Her sabah uyandığında mavi demirlere çarparak ilerlemeye çalışıyordu.
Onun için uyanmak demek samimiyetsizlik kokan mavi demirlerle bir gün boyunca daha yüz yüze olması demekti. 
Elini attığı her şey gıcırdıyordu. 
Belki de burada duyduğu tüm sesler ona göre yalnızca rahatsız edici bir gıcırdamadan ibaretti. 
‘’Güzel günler gelecek’’ klişesi bile ona umut dolu bir cümle gibiydi artık. 
Güzel günler gelmiyordu. Güzel olmasını beklemek fazla lükstü belki. O artık yalnızca yeni bir gün bekliyordu. Güzel olup olmadığına geldikten sonra bile karar vermeye razıydı. Ama yeni gün yoktu. O haftalarca bekledi, gelmedi. 
Her gün aynıydı. 
Her gün ‘’soğuk ve mavi demirliydi.’’ 

Ona ait olan hiçbir şey yakınında değilken ait hissedemediği her şey burnunun dibindeydi. Ait hissedebildiği birkaç şeyi ise yaklaşık iki metre boyunda kırk santimetre enindeki mavi demirli dolaba sığdırmak zorundaydı. Üzerine kilit vurmazsa eğer; onları da kaybedecekti. Geldiği günden beri kaybettiği şeyleri düşündükçe daha çok korkuyordu. Yastığının altına koyduğu küçük anahtarlardan başka güvenebileceği tek bir şey bile yoktu. Bir insan küçük bir anahtardan ne kadar çok beklentiye girebilirdi? Ama bekliyordu işte. Ona ait birkaç şeyi koruyabilmesi için başka bir çaresi yoktu. 
Herhangi bir konuda hiç kimseden veya hiçbir şeyden beklentiye girmemek konusunda verdiği sözleri çiğnemek pahasına da olsa, bekledi.

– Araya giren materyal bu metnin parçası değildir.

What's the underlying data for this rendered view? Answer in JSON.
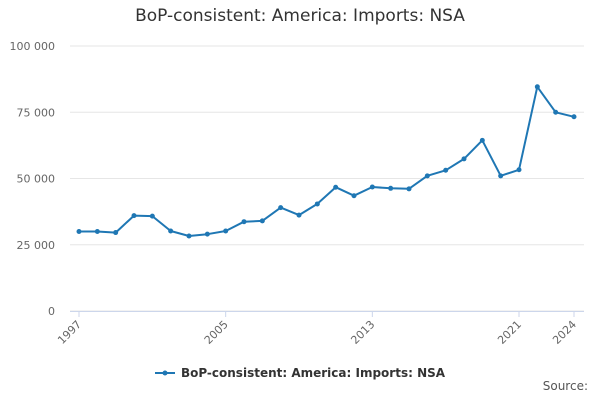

Her an gidecek olmanın umuduyla, hep burada kalacak olmanın verdiği korkuyu aynı anda yaşıyordu.
Hem de her gün.

Kendi kendine yardım etmeye çalışsa da bazı şeyler yetmiyordu.
İnsan çoğu zaman kendi kendine yetemiyordu. 
Deneyip görmüştü.

Aidiyetsizliğin doruğuna çıktığı anlardan birindeyken birden saate baktı. Yemek saati geçiyordu. Onun hayatındaki saatlere o değil, başkaları karar veriyordu. Onun seçimleri diye bir şey yoktu artık. Her gün olduğu gibi başkalarının belirlediği saatlerde, başkalarının karar verdiği yemekleri yemek için aşağı indi.
Üstelik her gün -yalnızdı- 
Herkes gibi kahverengi dikdörtgen tepsiyi aldı, sıraya girdi, yemek bekledi. 

Buraya geldiği günden beri sıra bekliyordu. Kendi hayatını yaşamak için her gün sıra numarası alıyordu. Biriken sıra numaraları kaybedilmiş her şeyi özetliyordu adeta. Hayatını gelmeyen bir sıra numarası eşliğinde yaşıyor olmak berbattı. 
Ve berbatlaşmaya devam ediyordu. 

Bir tercih şansı olsa listeye bile almayacağı bedenlerle saatler geçiriyordu. 
Saatler, günler, -hatta belki- aylar geçirecekti..

Anlam veremediği tüm yüzler, bedenler, kişilikler, sözler her daim onunlaydı. 
Bunu kabul etmekten kaçmaya çalışsa da ancak bir yere kadar direnebiliyordu.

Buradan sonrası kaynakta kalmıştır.